Houghton is first Christian liberal arts college in nation to offer data science degree

Houghton College has been approved by the New York State Education Department to offer new Bachelor of Science and Bachelor of Art degree programs in data science, one of the fastest growing and in-demand tech jobs in the job market according to Mashable.

Houghton is also one of the first liberal arts colleges in the country to offer an undergraduate degree in data science and the first Christian liberal arts college to offer any degrees in data science according to Carmen McKell, co-founder of BaseMetrics.

“This data science program is one of the first among Christian or small liberal arts schools,” said Wei Hu, professor of mathematics and computer science at Houghton. “It improves our traditional liberal arts education from version 1.0 to 2.0. It provides a tighter integration of different disciplines by allowing data science to enter other disciplines, such as business and social science, as an enhancer. Data science provides a platform to allow our students to learn how to use their knowledge in different disciplines to solve a particular problem.”

Data science is more commonly known in the business world as “big data,” and job analysts are forecasting a significant growth in the job demand for employees with data science skillsets to “extract knowledge” from the massive collection of online data that companies are gathering, according to a 2014 Forbes article.

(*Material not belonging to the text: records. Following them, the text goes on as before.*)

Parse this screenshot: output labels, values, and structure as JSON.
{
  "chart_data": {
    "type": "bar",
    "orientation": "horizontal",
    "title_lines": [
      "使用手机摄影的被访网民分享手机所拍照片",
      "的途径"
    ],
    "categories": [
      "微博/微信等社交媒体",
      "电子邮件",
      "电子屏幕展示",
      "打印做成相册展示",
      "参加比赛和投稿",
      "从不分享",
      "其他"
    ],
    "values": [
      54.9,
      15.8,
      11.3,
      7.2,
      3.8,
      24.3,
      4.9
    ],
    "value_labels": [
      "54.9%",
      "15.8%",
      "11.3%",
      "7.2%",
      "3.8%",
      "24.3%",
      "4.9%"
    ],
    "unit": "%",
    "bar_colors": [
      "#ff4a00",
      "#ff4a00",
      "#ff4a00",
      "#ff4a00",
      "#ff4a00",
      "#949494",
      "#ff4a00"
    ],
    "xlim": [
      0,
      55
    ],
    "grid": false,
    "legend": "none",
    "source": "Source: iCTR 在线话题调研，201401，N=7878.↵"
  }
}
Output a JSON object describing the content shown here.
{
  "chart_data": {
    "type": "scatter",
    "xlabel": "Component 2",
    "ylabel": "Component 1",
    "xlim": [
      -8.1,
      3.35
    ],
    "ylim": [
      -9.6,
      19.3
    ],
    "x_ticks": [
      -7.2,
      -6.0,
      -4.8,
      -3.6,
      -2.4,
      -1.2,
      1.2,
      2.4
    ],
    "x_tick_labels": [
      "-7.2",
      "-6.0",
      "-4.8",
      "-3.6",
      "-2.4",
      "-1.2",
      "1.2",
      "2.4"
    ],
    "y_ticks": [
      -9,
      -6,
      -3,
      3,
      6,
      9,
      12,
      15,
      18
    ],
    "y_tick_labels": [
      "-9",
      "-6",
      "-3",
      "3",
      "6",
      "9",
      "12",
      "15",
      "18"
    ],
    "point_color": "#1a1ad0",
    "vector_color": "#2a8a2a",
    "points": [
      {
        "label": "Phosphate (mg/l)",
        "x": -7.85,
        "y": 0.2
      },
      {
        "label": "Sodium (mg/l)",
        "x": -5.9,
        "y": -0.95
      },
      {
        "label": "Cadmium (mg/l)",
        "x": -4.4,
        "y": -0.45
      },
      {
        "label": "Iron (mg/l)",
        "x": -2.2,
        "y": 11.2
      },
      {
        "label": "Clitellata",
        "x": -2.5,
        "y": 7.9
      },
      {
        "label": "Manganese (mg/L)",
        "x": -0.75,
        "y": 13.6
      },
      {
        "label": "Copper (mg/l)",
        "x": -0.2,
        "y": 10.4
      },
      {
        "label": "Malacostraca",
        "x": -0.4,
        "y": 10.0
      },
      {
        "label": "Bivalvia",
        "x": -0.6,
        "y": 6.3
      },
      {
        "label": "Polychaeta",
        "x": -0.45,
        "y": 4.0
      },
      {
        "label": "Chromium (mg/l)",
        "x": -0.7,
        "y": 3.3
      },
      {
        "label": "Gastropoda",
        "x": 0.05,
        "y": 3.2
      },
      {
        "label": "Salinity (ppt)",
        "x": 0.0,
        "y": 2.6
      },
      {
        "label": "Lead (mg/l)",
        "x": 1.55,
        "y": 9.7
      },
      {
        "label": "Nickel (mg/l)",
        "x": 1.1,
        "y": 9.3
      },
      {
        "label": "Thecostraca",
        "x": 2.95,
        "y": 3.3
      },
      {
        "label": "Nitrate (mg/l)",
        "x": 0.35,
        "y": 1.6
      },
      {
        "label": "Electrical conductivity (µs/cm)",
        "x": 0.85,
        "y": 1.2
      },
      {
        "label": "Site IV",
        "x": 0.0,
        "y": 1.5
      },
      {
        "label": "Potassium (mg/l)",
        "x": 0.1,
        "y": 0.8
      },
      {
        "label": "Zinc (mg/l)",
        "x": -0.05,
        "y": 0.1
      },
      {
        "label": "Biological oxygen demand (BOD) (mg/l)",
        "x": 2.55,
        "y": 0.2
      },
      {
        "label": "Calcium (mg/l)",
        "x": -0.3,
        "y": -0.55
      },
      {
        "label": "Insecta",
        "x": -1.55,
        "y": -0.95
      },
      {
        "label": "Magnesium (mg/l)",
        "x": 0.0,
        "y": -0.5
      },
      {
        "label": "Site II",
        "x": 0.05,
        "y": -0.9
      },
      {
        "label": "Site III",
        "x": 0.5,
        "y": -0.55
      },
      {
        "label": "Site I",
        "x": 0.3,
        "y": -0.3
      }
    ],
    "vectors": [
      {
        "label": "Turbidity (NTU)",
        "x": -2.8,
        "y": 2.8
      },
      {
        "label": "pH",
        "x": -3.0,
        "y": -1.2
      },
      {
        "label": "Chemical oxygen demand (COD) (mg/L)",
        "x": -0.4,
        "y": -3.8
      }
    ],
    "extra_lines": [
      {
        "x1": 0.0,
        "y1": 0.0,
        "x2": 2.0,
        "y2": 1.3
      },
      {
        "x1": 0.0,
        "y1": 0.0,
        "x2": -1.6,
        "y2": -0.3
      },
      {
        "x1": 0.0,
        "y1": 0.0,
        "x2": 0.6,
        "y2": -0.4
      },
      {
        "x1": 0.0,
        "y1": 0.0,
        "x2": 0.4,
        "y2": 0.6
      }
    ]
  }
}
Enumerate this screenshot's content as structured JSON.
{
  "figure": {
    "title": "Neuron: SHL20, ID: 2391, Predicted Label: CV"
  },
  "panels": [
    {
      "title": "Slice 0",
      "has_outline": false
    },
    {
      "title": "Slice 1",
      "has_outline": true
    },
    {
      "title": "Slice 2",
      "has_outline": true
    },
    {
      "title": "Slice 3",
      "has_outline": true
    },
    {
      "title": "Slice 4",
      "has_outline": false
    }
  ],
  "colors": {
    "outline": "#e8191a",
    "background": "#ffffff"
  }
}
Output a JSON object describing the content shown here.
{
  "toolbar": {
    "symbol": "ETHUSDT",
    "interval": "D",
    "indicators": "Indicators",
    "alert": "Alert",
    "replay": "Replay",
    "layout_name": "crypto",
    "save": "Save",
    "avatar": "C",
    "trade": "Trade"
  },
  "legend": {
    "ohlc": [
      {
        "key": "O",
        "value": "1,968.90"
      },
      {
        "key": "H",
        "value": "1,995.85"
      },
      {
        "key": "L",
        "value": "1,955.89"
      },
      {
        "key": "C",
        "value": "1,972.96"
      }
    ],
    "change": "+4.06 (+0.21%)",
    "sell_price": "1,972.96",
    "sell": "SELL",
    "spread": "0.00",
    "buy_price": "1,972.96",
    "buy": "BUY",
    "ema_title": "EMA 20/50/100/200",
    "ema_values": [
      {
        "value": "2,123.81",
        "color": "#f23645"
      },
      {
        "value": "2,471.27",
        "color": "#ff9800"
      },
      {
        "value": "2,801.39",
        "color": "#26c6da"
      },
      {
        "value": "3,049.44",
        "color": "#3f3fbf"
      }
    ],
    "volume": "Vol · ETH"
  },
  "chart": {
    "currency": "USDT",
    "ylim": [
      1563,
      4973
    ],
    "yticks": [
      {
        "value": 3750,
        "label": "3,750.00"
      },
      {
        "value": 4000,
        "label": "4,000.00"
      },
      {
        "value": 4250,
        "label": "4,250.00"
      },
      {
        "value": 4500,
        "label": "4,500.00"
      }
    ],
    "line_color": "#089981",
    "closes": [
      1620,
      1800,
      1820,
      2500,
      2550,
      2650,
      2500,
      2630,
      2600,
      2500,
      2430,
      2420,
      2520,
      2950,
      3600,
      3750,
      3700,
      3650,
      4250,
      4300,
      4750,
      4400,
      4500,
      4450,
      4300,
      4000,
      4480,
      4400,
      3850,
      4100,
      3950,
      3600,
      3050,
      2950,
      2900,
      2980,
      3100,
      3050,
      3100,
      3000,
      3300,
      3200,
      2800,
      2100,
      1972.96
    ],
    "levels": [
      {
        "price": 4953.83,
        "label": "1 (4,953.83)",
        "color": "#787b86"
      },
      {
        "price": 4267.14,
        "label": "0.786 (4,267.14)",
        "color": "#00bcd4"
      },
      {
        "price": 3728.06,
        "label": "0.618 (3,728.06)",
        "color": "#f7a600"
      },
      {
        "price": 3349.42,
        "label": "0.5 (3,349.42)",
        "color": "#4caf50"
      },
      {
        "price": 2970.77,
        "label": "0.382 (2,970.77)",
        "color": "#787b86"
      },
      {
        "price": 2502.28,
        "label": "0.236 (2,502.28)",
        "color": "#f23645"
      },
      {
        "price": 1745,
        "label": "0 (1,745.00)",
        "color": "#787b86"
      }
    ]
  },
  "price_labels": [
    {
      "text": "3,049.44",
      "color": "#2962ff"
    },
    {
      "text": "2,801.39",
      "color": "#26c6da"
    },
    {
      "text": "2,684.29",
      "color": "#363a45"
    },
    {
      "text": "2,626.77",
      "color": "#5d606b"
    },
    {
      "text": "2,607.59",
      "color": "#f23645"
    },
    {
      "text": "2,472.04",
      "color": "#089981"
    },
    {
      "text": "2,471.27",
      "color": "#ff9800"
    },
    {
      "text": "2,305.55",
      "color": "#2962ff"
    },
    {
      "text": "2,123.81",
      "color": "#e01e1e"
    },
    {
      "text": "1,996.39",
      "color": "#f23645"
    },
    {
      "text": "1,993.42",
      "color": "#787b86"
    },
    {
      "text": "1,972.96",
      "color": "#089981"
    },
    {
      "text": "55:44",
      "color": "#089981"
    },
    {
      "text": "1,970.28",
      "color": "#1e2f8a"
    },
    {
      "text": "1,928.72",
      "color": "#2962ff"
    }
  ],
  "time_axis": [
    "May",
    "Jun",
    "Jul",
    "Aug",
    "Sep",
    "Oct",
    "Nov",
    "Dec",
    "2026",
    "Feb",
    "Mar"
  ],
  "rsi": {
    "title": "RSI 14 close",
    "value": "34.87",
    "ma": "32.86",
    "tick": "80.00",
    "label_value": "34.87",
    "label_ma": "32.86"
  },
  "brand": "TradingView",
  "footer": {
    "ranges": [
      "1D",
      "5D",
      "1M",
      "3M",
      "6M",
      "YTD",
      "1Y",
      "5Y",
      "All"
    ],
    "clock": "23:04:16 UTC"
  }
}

According to FICO, there was a 15,000% increase in job postings for data scientists between 2011 and 2012. By 2018, the U.S. will experience a shortage of 1.5 million data-literate managers, according to a recent McKinsey Global Institute report.

Salaries can range from average entry-level compensation of $52,000 up to $250,000 per year for top-level management positions.

The business department sees the new program as a necessary addition for the business student of the 21st century as technological advances are combining with the rise of social media to produce more data than most organizations can even begin to process into usable information.

Ken Bates, chair for the department of business and economics at Houghton, commented, “The organizations that will thrive in the future will be those led by people who have an innate understanding of the value to be derived from ‘big data’ and how to gain access to it. Houghton’s positioned perfectly to equip leaders with integrity who know how to make sense of the data enabling all of us to live smarter, safer and healthier.”

Since the college began offering classes in data science, they have hosted guest speakers such as Paul Yacci, data scientist at Booz Allen Hamilton and co-author of “The Field Guide for Data Science”; Stefan Heeke, executive director, and Philip Martin, data scientist at SumAll.org; Amanda Stent, principal research scientist at Yahoo Labs; and Michael Lyons, director of analytics for the Buffalo Bills.

Students this past October also had the opportunity to attend the GolfWeek Amateur National Championships to conduct statistical examinations of the events for an economic impact study, a chance for business, data science, communications, bio-chemistry, computer science and math students, in particular, to apply their education to real-world settings.